Onde é que uma grávida não fashionista compra roupa? Quer dizer, se eu nunca usei modelos skinny nem padrões tigresse não é quando começo a parecer uma abóbora que vou tentar!

No outro extremo, encontro lojas que preenchem a secção pré mamã com “coisas” que só senhoras com mais de 75 anos usariam. E mesmo estas, apenas em dias maus.

Caramba, serei eu a única a acreditar no meio-termo?!

Se eu soubesse costurar, até podia tentar coser uns trapinhos que me agradassem- como estes. Como não é o caso…. azarinho!!! Vão ser 9 meses de calças de ganga.

confortos de uma quarta feira cinzenta

O Outono decidiu, finalmente, brindar-nos com um dia característico desta estação do ano. Se não houver exageros, sabe bem.
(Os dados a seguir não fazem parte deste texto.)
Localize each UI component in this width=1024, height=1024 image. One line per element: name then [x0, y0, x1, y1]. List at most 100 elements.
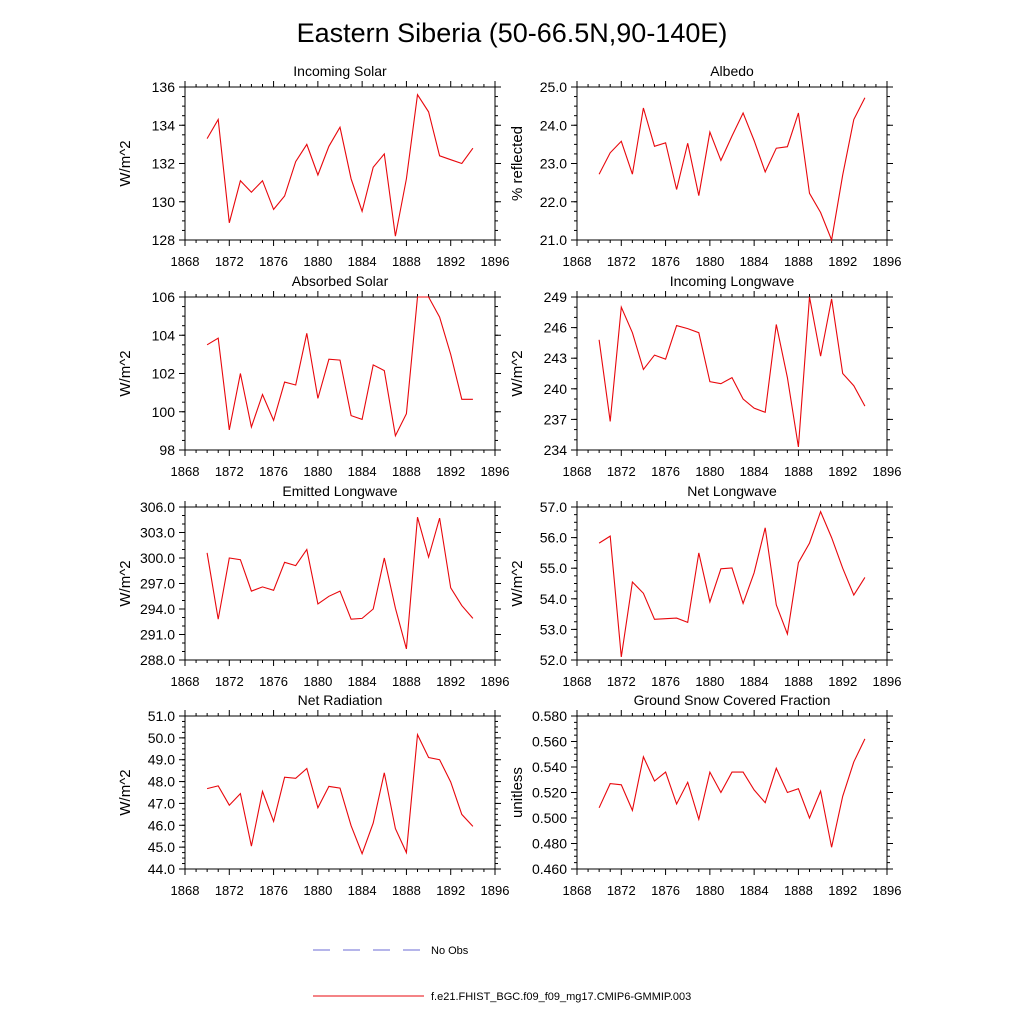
x-tick-label: 1880	[695, 254, 724, 269]
plot-frame	[184, 296, 496, 451]
y-axis-label: W/m^2	[117, 350, 134, 396]
x-tick-label: 1872	[215, 674, 244, 689]
y-axis-label: unitless	[509, 767, 526, 818]
y-tick-label: 51.0	[148, 708, 175, 724]
x-tick-label: 1880	[303, 254, 332, 269]
x-tick-label: 1876	[651, 254, 680, 269]
y-tick-label: 52.0	[540, 652, 567, 668]
x-tick-label: 1880	[303, 883, 332, 898]
x-tick-label: 1892	[436, 254, 465, 269]
x-tick-label: 1888	[392, 674, 421, 689]
x-tick-label: 1888	[392, 254, 421, 269]
panel-title: Absorbed Solar	[292, 273, 389, 289]
x-tick-label: 1888	[392, 883, 421, 898]
y-tick-label: 24.0	[540, 117, 567, 133]
panel-title: Incoming Longwave	[670, 273, 795, 289]
x-tick-label: 1896	[873, 464, 902, 479]
panel-net-radiation: 1868 1872 1876 1880 1884 1888 1892 1896 44.0 45.0…	[117, 692, 509, 898]
x-tick-label: 1896	[481, 254, 510, 269]
y-axis-label: W/m^2	[117, 140, 134, 186]
y-tick-label: 47.0	[148, 795, 175, 811]
x-tick-label: 1868	[563, 254, 592, 269]
panel-title: Net Longwave	[687, 483, 777, 499]
x-tick-label: 1876	[259, 674, 288, 689]
plot-frame	[184, 86, 496, 241]
y-tick-label: 297.0	[140, 576, 175, 592]
x-tick-label: 1896	[873, 674, 902, 689]
y-tick-label: 243	[544, 350, 568, 366]
x-tick-label: 1884	[348, 883, 377, 898]
x-tick-label: 1876	[651, 464, 680, 479]
x-tick-label: 1892	[436, 674, 465, 689]
x-tick-label: 1868	[171, 254, 200, 269]
y-tick-label: 303.0	[140, 525, 175, 541]
x-tick-label: 1888	[784, 254, 813, 269]
y-tick-label: 106	[152, 289, 176, 305]
series-line	[598, 510, 866, 657]
figure-title: Eastern Siberia (50-66.5N,90-140E)	[297, 18, 728, 48]
y-tick-label: 300.0	[140, 550, 175, 566]
y-tick-label: 0.500	[532, 810, 567, 826]
y-tick-label: 0.580	[532, 708, 567, 724]
x-tick-label: 1892	[828, 464, 857, 479]
x-tick-label: 1876	[259, 464, 288, 479]
series-line	[206, 296, 473, 438]
y-axis-label: W/m^2	[117, 560, 134, 606]
x-tick-label: 1868	[171, 883, 200, 898]
y-tick-label: 0.480	[532, 836, 567, 852]
y-tick-label: 46.0	[148, 817, 175, 833]
series-line	[206, 93, 474, 237]
y-tick-label: 25.0	[540, 79, 567, 95]
y-tick-label: 49.0	[148, 752, 175, 768]
x-tick-label: 1896	[481, 883, 510, 898]
legend: No Obs f.e21.FHIST_BGC.f09_f09_mg17.CMIP…	[313, 945, 691, 1003]
y-tick-label: 56.0	[540, 530, 567, 546]
x-tick-label: 1872	[215, 883, 244, 898]
series-line	[598, 97, 866, 243]
x-tick-label: 1888	[784, 883, 813, 898]
plot-frame	[576, 715, 888, 870]
x-tick-label: 1884	[348, 254, 377, 269]
x-tick-label: 1872	[607, 254, 636, 269]
y-axis-label: % reflected	[509, 126, 526, 201]
panel-title: Emitted Longwave	[282, 483, 397, 499]
x-tick-label: 1892	[828, 883, 857, 898]
plot-frame	[184, 506, 496, 661]
y-tick-label: 0.540	[532, 759, 567, 775]
x-tick-label: 1876	[651, 883, 680, 898]
x-tick-label: 1884	[348, 674, 377, 689]
x-tick-label: 1892	[828, 674, 857, 689]
y-tick-label: 48.0	[148, 774, 175, 790]
panel-albedo: 1868 1872 1876 1880 1884 1888 1892 1896 21.0 22.0…	[509, 63, 901, 269]
x-tick-label: 1884	[348, 464, 377, 479]
x-tick-label: 1872	[607, 674, 636, 689]
x-tick-label: 1880	[695, 674, 724, 689]
x-tick-label: 1876	[259, 254, 288, 269]
x-tick-label: 1888	[784, 674, 813, 689]
x-tick-label: 1884	[740, 464, 769, 479]
x-tick-label: 1892	[828, 254, 857, 269]
y-tick-label: 240	[544, 381, 568, 397]
x-tick-label: 1884	[740, 674, 769, 689]
y-tick-label: 128	[152, 232, 176, 248]
x-tick-label: 1896	[481, 464, 510, 479]
x-tick-label: 1868	[563, 464, 592, 479]
x-tick-label: 1888	[784, 464, 813, 479]
y-tick-label: 246	[544, 320, 568, 336]
series-line	[206, 517, 474, 650]
y-tick-label: 249	[544, 289, 568, 305]
x-tick-label: 1880	[695, 464, 724, 479]
x-tick-label: 1880	[303, 674, 332, 689]
x-tick-label: 1872	[607, 464, 636, 479]
y-tick-label: 98	[159, 442, 175, 458]
y-tick-label: 45.0	[148, 839, 175, 855]
panel-title: Net Radiation	[298, 692, 383, 708]
x-tick-label: 1868	[563, 883, 592, 898]
y-tick-label: 0.460	[532, 861, 567, 877]
y-tick-label: 306.0	[140, 499, 175, 515]
y-tick-label: 23.0	[540, 156, 567, 172]
y-tick-label: 130	[152, 194, 176, 210]
x-tick-label: 1880	[695, 883, 724, 898]
y-axis-label: W/m^2	[117, 769, 134, 815]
Em dias assim, quando estou fora de casa, gosto de olhar para as janelas com luzes acesas e perceber pequenos detalhes de conforto nas casas dos outros: um compartimento à média luz, um candeeiro de mesa, um televisor ligado… e aquele bem-estar contagia-me.

Mas confesso: prefiro a perspectiva contrária. Enquanto lá fora o vento e a chuva fustigam as janelas, cá dentro tudo é aconchego.

O Scott e o Doggy, depois de um banho quente e da brincadeira da bola (da qual são ambos praticantes histéricos) adormecem no sofá. Eu faço uma pausa para chá que acompanho com o melhor queque de maçã do mundo (hoje fizeram-nos em forma de bolo de arroz) e que, para meu azar, se vende aqui  à porta de casa. Uso o açucareiro que veio do sótão da minha avó tal como as mantas de farrapo que agora protegem os sofás. Porque estar rodeada de objectos com significado acrescenta conforto.

on the birth of a son

Todos desejamos ter um filho inteligente;
no entanto, a inteligência fez-me perder a vida.
Agora quero um menino ignorante e estúpido:
sem dificuldades chegará a ministro.

Su Shi, poeta chinês do século 11

Ao contrário do poeta, eu não só desejo um filho inteligente como desejo que ele nunca seja ministro. Nunca antes a política me provocou tantas náuseas. Infelizmente não é nojo que se deva à gravidez.

a questão do “eu”

A dificuldade, na gestão da auto-estima, reside na definição de um algoritmo de controlo que assegure, continuamente, a manutenção dos seus valores dentro da gama desejável. Valores abaixo do setpoint, corróiem-nos a alma. Mas logo que o ultrapassam, deixam-nos expostos ao ridículo.

Mas a questão essencial coloca-se na definição do setpoint em si mesma. Como podemos confiar no valor que consideramos adequado atribuir à nossa própria pessoa se é essa mesma pessoa a atribuí-lo?

eu, o insistente e enfático eu em itálico, o eu ao qual estou brutalmente afeiçoado”.